O’Brien’s comment suggests that Trump’s income is much less than he has long suggested, even if he is associated with assets emblazoned with the “Trump” name all over them. Tax returns also might actually help experts make educated guesses about Trump’s true net worth.
(In the deposition in the O’Brien case, Trump famously said that his net worth fluctuates “with the markets and with attitudes and with feelings, even my own feelings.”)
Second, voters would understand the sources of a person’s income, such as how much comes from certain businesses, speeches, dividends, capital gains and so forth. Mitt Romney in 2011 earned most of his $13 million in income from investments, for instance, while Hillary Clinton in 2014 earned nearly $9 million from giving speeches, their tax returns show. (Hillary Clinton’s controversial stint as a commodity trader in the late 1970s was detailed in the Clintons’ tax returns.)
Third, a tax return would disclose how much a person gives to charity. Mitt Romney gave almost $2.3 million to charity in 2011. Bill and Hillary Clinton gave $3 million to charity in 2014; Bernie and Jane O’Meara Sanders gave $8,300. We know these figures because of information in their tax returns.
Trump claims he has given $102 million to charity in the past five years, but a Washington Post investigation found not a cent in actual cash — mostly just free rounds of golf, given away by his courses for charity auctions and raffles. Trump’s tax return would clear up exactly how much he has really given to charity — indeed, whether he has given anything at all.
Fourth, a tax return would reveal how aggressive Trump has been on his taxes. There is no black-and-white approach to taxes; there are many gray areas subject to interpretation, especially regarding deductions. Trump frequently suggests that he knows how to game the system, so voters would learn whether he takes the same approach to his taxes. That is relevant because the president, after all, is the nation’s chief law enforcement officer and would be in charge of the Internal Revenue Service.

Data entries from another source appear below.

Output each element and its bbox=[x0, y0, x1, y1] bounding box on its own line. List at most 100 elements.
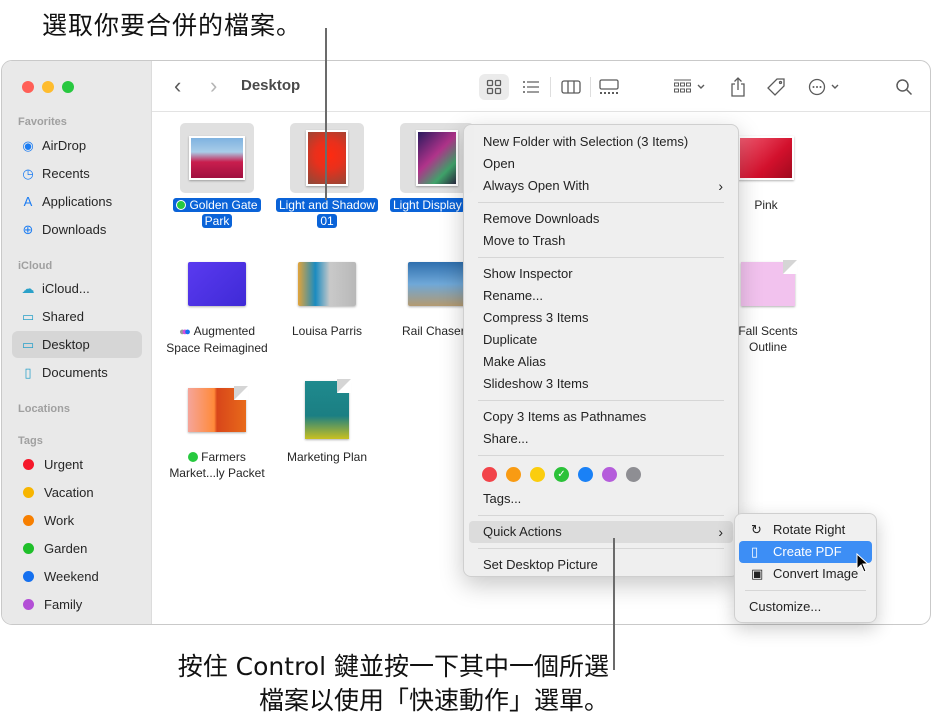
submenu-item-convert-image[interactable]: ▣ Convert Image bbox=[739, 563, 872, 585]
file-thumbnail-frame bbox=[180, 249, 254, 319]
back-button[interactable]: ‹ bbox=[174, 73, 181, 99]
submenu-item-customize[interactable]: Customize... bbox=[739, 596, 872, 618]
share-button[interactable] bbox=[723, 74, 753, 100]
sidebar-section-tags: Tags bbox=[18, 435, 43, 447]
icon-view-button[interactable] bbox=[479, 74, 509, 100]
sidebar-item-shared[interactable]: ▭ Shared bbox=[12, 303, 142, 330]
image-thumbnail bbox=[416, 130, 458, 186]
callout-top: 選取你要合併的檔案。 bbox=[42, 11, 303, 40]
sidebar-tag-urgent[interactable]: Urgent bbox=[12, 451, 142, 478]
gallery-view-button[interactable] bbox=[594, 74, 624, 100]
column-view-button[interactable] bbox=[556, 74, 586, 100]
sidebar-item-documents[interactable]: ▯ Documents bbox=[12, 359, 142, 386]
sidebar-item-label: Work bbox=[44, 513, 75, 528]
applications-icon: A bbox=[23, 194, 33, 209]
file-louisa-parris[interactable]: Louisa Parris bbox=[272, 249, 382, 339]
menu-item-remove-downloads[interactable]: Remove Downloads bbox=[469, 208, 733, 230]
file-label: Light and Shadow 01 bbox=[272, 197, 382, 229]
clock-icon: ◷ bbox=[22, 165, 34, 181]
sidebar-item-label: Downloads bbox=[42, 222, 107, 237]
tag-color-yellow[interactable] bbox=[530, 467, 545, 482]
sidebar-item-label: Vacation bbox=[44, 485, 94, 500]
menu-item-move-to-trash[interactable]: Move to Trash bbox=[469, 230, 733, 252]
checkmark-icon: ✓ bbox=[557, 469, 566, 480]
file-thumbnail-frame bbox=[180, 123, 254, 193]
more-actions-button[interactable] bbox=[804, 74, 846, 100]
file-farmers-market-packet[interactable]: Farmers Market...ly Packet bbox=[162, 375, 272, 481]
image-thumbnail bbox=[738, 136, 794, 180]
list-view-button[interactable] bbox=[516, 74, 546, 100]
sidebar-tag-work[interactable]: Work bbox=[12, 507, 142, 534]
tag-dot-green bbox=[188, 452, 199, 462]
zoom-button[interactable] bbox=[62, 81, 74, 93]
menu-item-rename[interactable]: Rename... bbox=[469, 285, 733, 307]
menu-separator bbox=[478, 455, 724, 456]
menu-item-compress[interactable]: Compress 3 Items bbox=[469, 307, 733, 329]
menu-item-copy-pathnames[interactable]: Copy 3 Items as Pathnames bbox=[469, 406, 733, 428]
search-button[interactable] bbox=[889, 74, 919, 100]
menu-item-duplicate[interactable]: Duplicate bbox=[469, 329, 733, 351]
photos-icon: ▣ bbox=[751, 566, 764, 581]
presentation-thumbnail bbox=[188, 262, 246, 306]
toolbar: ‹ › Desktop bbox=[152, 61, 930, 112]
file-thumbnail-frame bbox=[180, 375, 254, 445]
menu-separator bbox=[745, 590, 866, 591]
presentation-thumbnail bbox=[408, 262, 466, 306]
document-icon: ▯ bbox=[24, 364, 32, 380]
file-light-and-shadow-01[interactable]: Light and Shadow 01 bbox=[272, 123, 382, 229]
tag-button[interactable] bbox=[761, 74, 791, 100]
sidebar-item-label: AirDrop bbox=[42, 138, 87, 153]
tag-color-dot bbox=[23, 543, 34, 554]
menu-item-open[interactable]: Open bbox=[469, 153, 733, 175]
tag-color-gray[interactable] bbox=[626, 467, 641, 482]
minimize-button[interactable] bbox=[42, 81, 54, 93]
menu-item-make-alias[interactable]: Make Alias bbox=[469, 351, 733, 373]
sidebar-item-airdrop[interactable]: ◉ AirDrop bbox=[12, 132, 142, 159]
group-icon bbox=[674, 79, 705, 93]
menu-item-new-folder-with-selection[interactable]: New Folder with Selection (3 Items) bbox=[469, 131, 733, 153]
tag-color-purple[interactable] bbox=[602, 467, 617, 482]
submenu-item-create-pdf[interactable]: ▯ Create PDF bbox=[739, 541, 872, 563]
leader-line-top bbox=[325, 28, 327, 200]
toolbar-divider bbox=[590, 77, 591, 97]
cloud-icon: ☁ bbox=[21, 280, 35, 296]
close-button[interactable] bbox=[22, 81, 34, 93]
forward-button[interactable]: › bbox=[210, 73, 217, 99]
tag-color-green[interactable]: ✓ bbox=[554, 467, 569, 482]
file-golden-gate-park[interactable]: Golden Gate Park bbox=[162, 123, 272, 229]
sidebar-item-downloads[interactable]: ⊕ Downloads bbox=[12, 216, 142, 243]
menu-item-quick-actions[interactable]: Quick Actions › bbox=[469, 521, 733, 543]
chevron-right-icon: › bbox=[718, 524, 723, 540]
menu-item-tags[interactable]: Tags... bbox=[469, 488, 733, 510]
submenu-item-rotate-right[interactable]: ↻ Rotate Right bbox=[739, 519, 872, 541]
presentation-thumbnail bbox=[298, 262, 356, 306]
file-label: Marketing Plan bbox=[286, 450, 368, 464]
sidebar-item-label: Documents bbox=[42, 365, 108, 380]
menu-tag-colors: ✓ bbox=[464, 461, 738, 488]
list-icon bbox=[523, 81, 539, 93]
menu-item-show-inspector[interactable]: Show Inspector bbox=[469, 263, 733, 285]
menu-item-always-open-with[interactable]: Always Open With › bbox=[469, 175, 733, 197]
submenu-item-label: Create PDF bbox=[773, 544, 842, 559]
sidebar-item-icloud-drive[interactable]: ☁ iCloud... bbox=[12, 275, 142, 302]
file-thumbnail-frame bbox=[290, 123, 364, 193]
sidebar-tag-weekend[interactable]: Weekend bbox=[12, 563, 142, 590]
file-augmented-space-reimagined[interactable]: ●●● Augmented Space Reimagined bbox=[162, 249, 272, 356]
sidebar-item-desktop[interactable]: ▭ Desktop bbox=[12, 331, 142, 358]
group-by-button[interactable] bbox=[668, 74, 712, 100]
sidebar-tag-family[interactable]: Family bbox=[12, 591, 142, 618]
sidebar-item-recents[interactable]: ◷ Recents bbox=[12, 160, 142, 187]
tag-color-blue[interactable] bbox=[578, 467, 593, 482]
tag-color-orange[interactable] bbox=[506, 467, 521, 482]
menu-item-set-desktop-picture[interactable]: Set Desktop Picture bbox=[469, 554, 733, 576]
menu-item-slideshow[interactable]: Slideshow 3 Items bbox=[469, 373, 733, 395]
menu-separator bbox=[478, 548, 724, 549]
sidebar-item-applications[interactable]: A Applications bbox=[12, 188, 142, 215]
callout-bottom-line2: 檔案以使用「快速動作」選單。 bbox=[258, 686, 609, 715]
tag-color-red[interactable] bbox=[482, 467, 497, 482]
sidebar-tag-garden[interactable]: Garden bbox=[12, 535, 142, 562]
file-marketing-plan[interactable]: Marketing Plan bbox=[272, 375, 382, 465]
sidebar-tag-vacation[interactable]: Vacation bbox=[12, 479, 142, 506]
menu-item-share[interactable]: Share... bbox=[469, 428, 733, 450]
sidebar-section-icloud: iCloud bbox=[18, 260, 53, 272]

Voters would learn whether Trump is taking advantage of certain tax shelters. Any overseas assets must be reported, so voters would also learn how much Trump has invested out of the country. Trump’s tax returns, examined by the New Jersey Casino Control Commission in 1981, show he paid no income tax in 1978 and 1979 as he reported negative income, likely because of tax shelters.
Finally, the tax returns would disclose what percentage of Trump’s income actually goes to taxes. Voters angry at “billionaires and millionaires” who are perceived to not pay their fair share would learn whether Trump has managed to keep his effective tax rate as low as some members of the 400 richest taxpayers in the United States.

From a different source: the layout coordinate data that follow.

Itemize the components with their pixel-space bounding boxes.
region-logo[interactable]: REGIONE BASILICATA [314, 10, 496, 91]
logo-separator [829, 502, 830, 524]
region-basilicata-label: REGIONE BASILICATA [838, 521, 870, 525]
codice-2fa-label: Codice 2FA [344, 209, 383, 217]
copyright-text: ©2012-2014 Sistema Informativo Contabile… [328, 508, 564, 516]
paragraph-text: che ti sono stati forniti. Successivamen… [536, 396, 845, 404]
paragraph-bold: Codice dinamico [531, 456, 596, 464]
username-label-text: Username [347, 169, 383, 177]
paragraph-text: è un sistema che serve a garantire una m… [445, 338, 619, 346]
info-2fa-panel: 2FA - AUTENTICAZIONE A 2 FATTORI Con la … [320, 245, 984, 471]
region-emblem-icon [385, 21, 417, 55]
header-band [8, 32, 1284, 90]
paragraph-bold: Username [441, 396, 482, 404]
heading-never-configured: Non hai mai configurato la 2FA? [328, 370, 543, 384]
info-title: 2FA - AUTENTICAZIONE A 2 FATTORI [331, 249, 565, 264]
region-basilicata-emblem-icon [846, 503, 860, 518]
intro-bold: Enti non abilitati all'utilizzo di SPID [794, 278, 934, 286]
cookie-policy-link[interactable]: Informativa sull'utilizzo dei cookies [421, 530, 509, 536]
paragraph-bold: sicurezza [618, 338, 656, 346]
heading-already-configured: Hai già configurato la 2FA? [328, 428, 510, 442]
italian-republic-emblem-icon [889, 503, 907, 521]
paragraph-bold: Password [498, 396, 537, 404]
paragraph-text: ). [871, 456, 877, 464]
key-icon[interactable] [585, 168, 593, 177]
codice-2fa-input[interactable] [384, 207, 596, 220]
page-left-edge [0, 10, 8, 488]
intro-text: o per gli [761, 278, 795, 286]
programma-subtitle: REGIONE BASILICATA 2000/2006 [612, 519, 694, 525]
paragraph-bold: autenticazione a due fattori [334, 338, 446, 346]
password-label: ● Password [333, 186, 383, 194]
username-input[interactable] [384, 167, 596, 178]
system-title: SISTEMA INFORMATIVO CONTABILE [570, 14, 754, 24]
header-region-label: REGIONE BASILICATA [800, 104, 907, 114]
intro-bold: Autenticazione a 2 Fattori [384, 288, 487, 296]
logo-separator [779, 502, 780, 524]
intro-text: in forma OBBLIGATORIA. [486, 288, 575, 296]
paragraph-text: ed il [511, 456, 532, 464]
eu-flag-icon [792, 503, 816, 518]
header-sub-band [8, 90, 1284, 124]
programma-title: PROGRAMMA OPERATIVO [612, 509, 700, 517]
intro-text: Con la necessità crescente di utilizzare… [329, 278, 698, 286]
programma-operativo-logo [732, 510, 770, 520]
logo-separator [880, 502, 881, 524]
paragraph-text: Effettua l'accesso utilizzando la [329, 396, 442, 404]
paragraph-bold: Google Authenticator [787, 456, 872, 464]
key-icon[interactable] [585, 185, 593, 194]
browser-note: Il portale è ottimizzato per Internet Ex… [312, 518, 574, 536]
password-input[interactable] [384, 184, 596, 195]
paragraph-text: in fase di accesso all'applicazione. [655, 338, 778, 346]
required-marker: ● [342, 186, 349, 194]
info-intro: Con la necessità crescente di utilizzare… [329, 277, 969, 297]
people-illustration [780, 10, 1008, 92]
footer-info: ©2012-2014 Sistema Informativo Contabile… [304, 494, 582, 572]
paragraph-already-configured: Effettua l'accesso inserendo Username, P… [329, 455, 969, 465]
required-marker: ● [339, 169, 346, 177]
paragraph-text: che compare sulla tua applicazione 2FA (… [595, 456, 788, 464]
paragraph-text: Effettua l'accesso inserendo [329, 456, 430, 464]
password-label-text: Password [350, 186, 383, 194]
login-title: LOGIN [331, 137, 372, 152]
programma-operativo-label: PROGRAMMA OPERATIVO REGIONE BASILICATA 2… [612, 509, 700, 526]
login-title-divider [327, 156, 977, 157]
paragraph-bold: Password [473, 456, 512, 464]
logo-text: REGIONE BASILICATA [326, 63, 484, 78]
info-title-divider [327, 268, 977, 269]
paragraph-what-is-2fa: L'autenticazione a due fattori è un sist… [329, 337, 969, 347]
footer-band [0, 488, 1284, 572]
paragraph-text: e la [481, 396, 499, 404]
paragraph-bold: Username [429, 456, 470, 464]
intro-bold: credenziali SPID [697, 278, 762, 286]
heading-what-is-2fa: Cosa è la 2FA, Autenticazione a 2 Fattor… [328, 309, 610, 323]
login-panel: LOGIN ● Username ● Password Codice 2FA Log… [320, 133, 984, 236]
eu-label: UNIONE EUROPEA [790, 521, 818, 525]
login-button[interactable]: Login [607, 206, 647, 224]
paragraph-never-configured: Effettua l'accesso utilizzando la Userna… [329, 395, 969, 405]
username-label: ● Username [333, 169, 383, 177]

The IRS every year discloses information on the taxes of the 400 richest taxpayers, and Trump’s numbers could be compared to this rarefied group. Voters would discover whether Trump even qualifies. In 2013, a minimum annual income of $100 million was required.
“I think there is a lot to learn,” Thorndike said. “This is why people don’t like to release tax returns.”

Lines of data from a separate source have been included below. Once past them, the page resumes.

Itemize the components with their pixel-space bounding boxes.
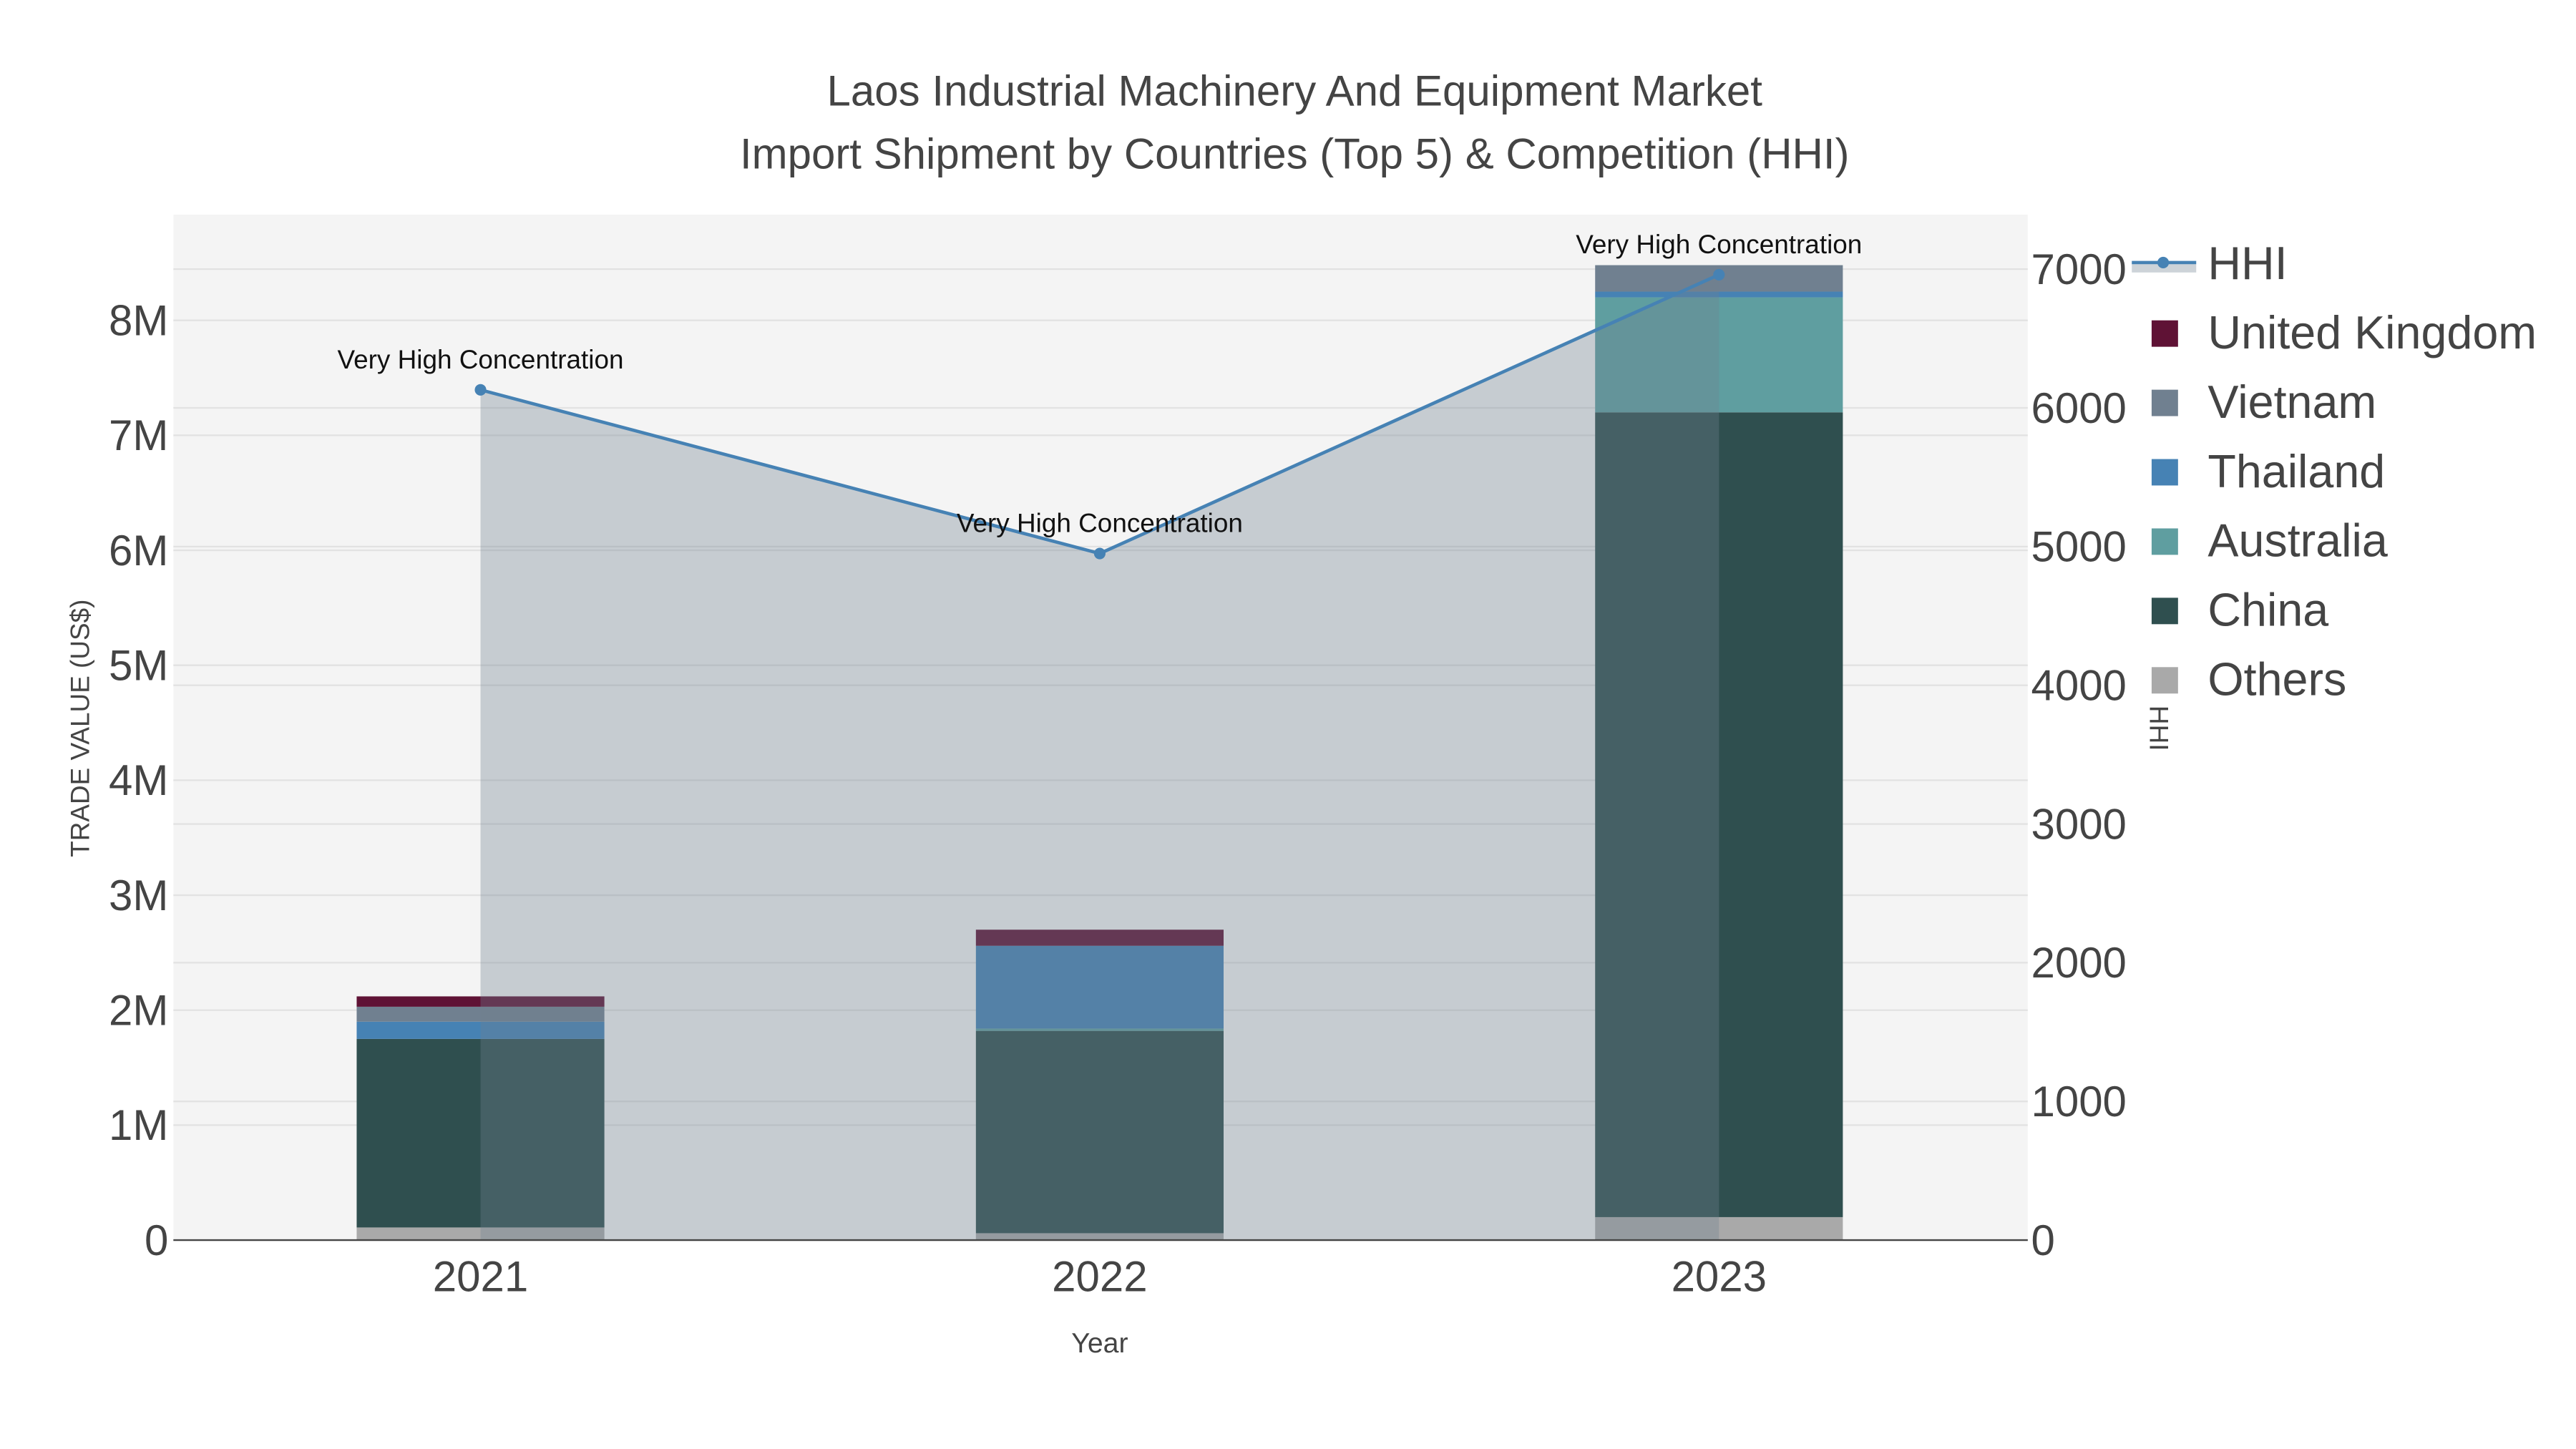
y-tick-label: 5M <box>109 641 168 689</box>
legend-label: United Kingdom <box>2207 307 2537 358</box>
chart: Very High Concentration Very High Concent… <box>66 67 2537 1359</box>
legend-label: HHI <box>2207 238 2287 289</box>
y2-tick-label: 7000 <box>2031 245 2126 293</box>
y-tick-label: 3M <box>109 872 168 919</box>
legend-swatch-china <box>2151 597 2178 625</box>
y2-tick-label: 0 <box>2031 1216 2054 1264</box>
y2-tick-label: 6000 <box>2031 384 2126 432</box>
legend-label: Australia <box>2207 515 2387 567</box>
legend-label: Others <box>2207 654 2346 706</box>
y2-tick-label: 1000 <box>2031 1078 2126 1126</box>
chart-subtitle: Import Shipment by Countries (Top 5) & C… <box>740 130 1850 177</box>
y-tick-label: 6M <box>109 527 168 575</box>
x-tick-label: 2021 <box>433 1253 528 1301</box>
y-tick-label: 8M <box>109 296 168 344</box>
hhi-annotation-2021: Very High Concentration <box>338 345 624 374</box>
chart-title: Laos Industrial Machinery And Equipment … <box>827 67 1763 115</box>
y-axis-title: TRADE VALUE (US$) <box>66 600 95 857</box>
legend-swatch-others <box>2151 667 2178 694</box>
legend-swatch-australia <box>2151 528 2178 555</box>
y-tick-label: 1M <box>109 1101 168 1149</box>
y-tick-label: 4M <box>109 756 168 804</box>
legend-swatch-vietnam <box>2151 389 2178 416</box>
legend-label: Vietnam <box>2207 376 2376 428</box>
y2-axis-title: HHI <box>2145 706 2174 751</box>
hhi-point-2022 <box>1093 547 1106 560</box>
y2-tick-label: 3000 <box>2031 800 2126 848</box>
hhi-annotation-2022: Very High Concentration <box>957 509 1243 538</box>
hhi-point-2021 <box>474 384 487 396</box>
x-tick-label: 2022 <box>1052 1253 1147 1301</box>
legend-hhi-marker <box>2157 256 2170 268</box>
legend-swatch-united-kingdom <box>2151 320 2178 347</box>
y2-tick-label: 2000 <box>2031 939 2126 987</box>
y2-tick-label: 4000 <box>2031 661 2126 709</box>
y2-tick-label: 5000 <box>2031 523 2126 571</box>
legend-label: China <box>2207 585 2328 636</box>
y2-axis-ticks: 0 1000 2000 3000 4000 5000 6000 7000 <box>2031 245 2126 1264</box>
y-axis-ticks: 0 1M 2M 3M 4M 5M 6M 7M 8M <box>109 296 168 1264</box>
x-axis-ticks: 2021 2022 2023 <box>433 1253 1767 1301</box>
hhi-annotation-2023: Very High Concentration <box>1576 230 1862 259</box>
y-tick-label: 2M <box>109 987 168 1035</box>
y-tick-label: 7M <box>109 411 168 459</box>
y-tick-label: 0 <box>145 1216 168 1264</box>
legend-swatch-thailand <box>2151 459 2178 486</box>
hhi-point-2023 <box>1713 268 1725 280</box>
legend: HHI United Kingdom Vietnam Thailand Australi… <box>2132 238 2537 706</box>
x-axis-title: Year <box>1071 1327 1128 1359</box>
legend-label: Thailand <box>2207 446 2385 497</box>
x-tick-label: 2023 <box>1672 1253 1767 1301</box>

Romney, in his Facebook post, assumed the worst.
“There is only one logical explanation for Mr. Trump’s refusal to release his returns: there is a bombshell in them,” he wrote. “Given Mr. Trump’s equanimity with other flaws in his history, we can only assume it’s a bombshell of unusual size.”
The Pinocchio Test
Trump falsely claims that voters would learn nothing from his tax returns. To the contrary, voters would learn a lot of information that Trump has long tried to hide from the public. Tax returns would help lift a veil of secrecy about Trump’s finances — and let voters know whether his claims about his wealth and charitable giving are true, or if he’s just a bombastic man behind the curtain akin to the Wizard of Oz.